Friday, September 2, 2011

Things Said, and Unsaid

The Grace of Silence
Michele Norris

According to the introduction, Michele Norris (of NPR’s All Things Considered) began the book in 2009 after becoming convinced that a conversation about race was happening, but that things were being unsaid. She wanted to get at the real issues, not just dance around them. What did people really think about race in America when we were about to inaugurate our first black President?
The cover has a quote from Toni Morrison. She says “An insightful, elegant rendering of how the history of an American family illuminates the history of our country.” That strikes me as inconvertibly true. Norris does a wonderful job intertwining her family’s history with the brutal events in America during the twentieth century.

This is a personal story. You can see Norris struggling with learning her own family history, and trying to reconcile it with the parents and family members she grew up with. Her family, especially her father, did not talk about certain things.
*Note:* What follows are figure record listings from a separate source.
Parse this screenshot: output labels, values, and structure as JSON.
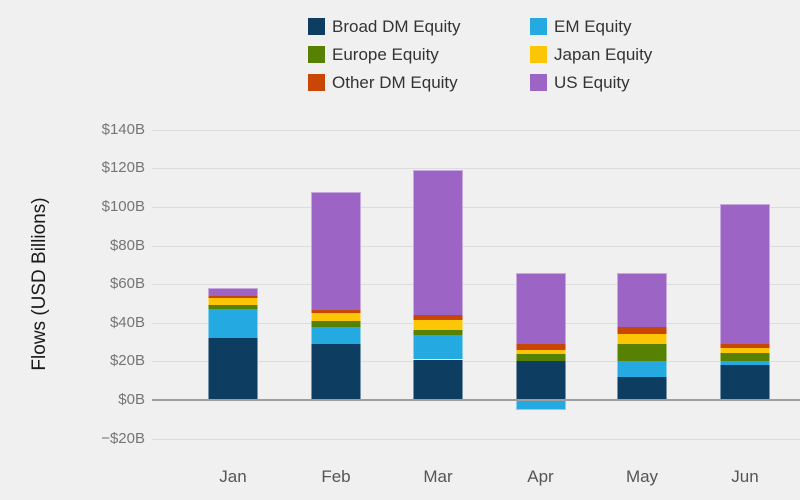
{
  "colors": {
    "background": "#f0f0f0",
    "gridline": "#dcdcdc",
    "zero_line": "#9e9e9e",
    "tick_label": "#757575",
    "month_label": "#555555",
    "axis_title": "#1a1a1a",
    "legend_label": "#333333"
  },
  "chart_data": {
    "type": "bar",
    "stacked": true,
    "title": "",
    "ylabel": "Flows (USD Billions)",
    "xlabel": "",
    "categories": [
      "Jan",
      "Feb",
      "Mar",
      "Apr",
      "May",
      "Jun"
    ],
    "series": [
      {
        "name": "Broad DM Equity",
        "color": "#0d3d61",
        "values": [
          32,
          29,
          21,
          20,
          12,
          18
        ]
      },
      {
        "name": "EM Equity",
        "color": "#24a9e0",
        "values": [
          15,
          9,
          12.5,
          -5,
          8,
          2
        ]
      },
      {
        "name": "Europe Equity",
        "color": "#578103",
        "values": [
          2,
          3,
          3,
          4,
          9,
          4.5
        ]
      },
      {
        "name": "Japan Equity",
        "color": "#fcc606",
        "values": [
          4,
          4,
          5,
          2,
          5,
          2.5
        ]
      },
      {
        "name": "Other DM Equity",
        "color": "#ca4605",
        "values": [
          1,
          1.5,
          2.5,
          3,
          4,
          2
        ]
      },
      {
        "name": "US Equity",
        "color": "#9c64c4",
        "values": [
          4,
          61.5,
          75,
          37,
          28,
          72.5
        ]
      }
    ],
    "y_ticks": [
      {
        "label": "$140B",
        "value": 140
      },
      {
        "label": "$120B",
        "value": 120
      },
      {
        "label": "$100B",
        "value": 100
      },
      {
        "label": "$80B",
        "value": 80
      },
      {
        "label": "$60B",
        "value": 60
      },
      {
        "label": "$40B",
        "value": 40
      },
      {
        "label": "$20B",
        "value": 20
      },
      {
        "label": "$0B",
        "value": 0
      },
      {
        "label": "−$20B",
        "value": -20
      }
    ],
    "ylim": [
      -20,
      140
    ],
    "grid": true,
    "legend_position": "top",
    "legend_columns": [
      [
        "Broad DM Equity",
        "Europe Equity",
        "Other DM Equity"
      ],
      [
        "EM Equity",
        "Japan Equity",
        "US Equity"
      ]
    ]
  }
}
In fact, she never knew that her father had once been shot by a policeman in Alabama shortly after he was discharged from the Navy. When she finds this out she is flabbergasted.  Her mother, who had divorced her father many years before the revelation, said that had she known, it would have explained a lot.

Her quest to find out what happened during this shooting forms a good portion of the book. Norris is desperate for details, but they are hard to come by. Court and police records have not been retained. Some have been deliberately lost. The major (white) newspapers did not report when a white police officer shot a young black man.

Norris finally interviews a family neighbor who was around during the time of the shooting. He tells her what he remembers. As he talks to her, he “wonders whether my father might have been killed” had things gone slightly differently. Norris immediately states
“This seem far-fetched to me. More likely than not, the police intended only to put some black men in their place, not six feet under.”
However, only fifteen pages later, Norris talks about how the six week period around her father’s shooting, six young black veterans were shot and killed by the police. One of those men, Timothy Hood, was sitting in the back of a police car when he was shot in the head by the chief of police. The shooting was almost instantaneously ruled a justifiable killing. Somehow, it doesn’t seem as farfetched as one might like to think that Norris’s father could have been killed, rather than wounded, in his shooting.
Norris may have intended to get at the unsaid, and she certainly revealed some of it. But what this book shows most of all is how much is still left unspoken.  I do not fault her for this. I do not fault her family for choosing silence as a coping mechanism. I do not want to diminish their struggle, or imply that they should have done it differently. Absolutely not. What this revealed to me was the tremendous, crushing burden borne by people of color in this country.

As for me, I expect more from those who walk around wearing their white privilege completely unaware. It is not the same when a black mother tells her son to be wary of white police officers and when a white mother tells her daughter to lock her doors when driving through a black neighborhood. It’s just not. The white mother has a whole institutionalized power structure that backs up her implication that black people are poor, that they are thieves, that they are a danger to white women. The black mother? Not so much.  To imply that it is the same is to let the white power structure off the hook much too easily.

We must do better. We have so much farther to go before we even come close to living in Dr. King’s society where we truly value people not for the color of their skin, but the content of their character.

I encourage everyone to read this book, and to expect more.

FYI: "The Grace of Silence" is being released in paperback September 6th.

4 comments:

Ali Watts said...

Great review-- it reminds me of an incredible teaching moment I had last spring in an Introduction to Multicultural Lit course. We were getting ready to read Mat Johnson's Incognegro (a graphic novel about light skinned black men investigating lynchings in the 1950s) so I showed my students a series of photographs taken immediately after lynchings in the South. The photographs featured crowds of white men, women and children often smiling and waving at the cameras. Most of the cards had dates, locations and brief messages handwritten on the back as well. After I showed a couple of slides one of my students put her hand up and said 'I recognize where that last one was taken, it's around the corner from my church back in Georgia. I want to know why I had to come all the way to college to find out what happened in my backyard.' We stopped class right then to have a discussion about the power of silence to repress and alter understandings of history. It was a really incredible moment.
I'll have to check out Norris's book (and maybe recommend it to some of my students who still struggle with the idea of silences in conversations...). Thanks so much for bringing it up!

Anonymous said...

This sounds great! I didn't know about this book and I will def look it up now. THanks!

MJ said...

@Ali Watts Wow, thanks for sharing. What a powerful teaching moment.

And now of course, I'm adding that graphic novel to my tbr list.

MJ said...

@confessionsofacommonreader You're welcome! I definitely recommend it.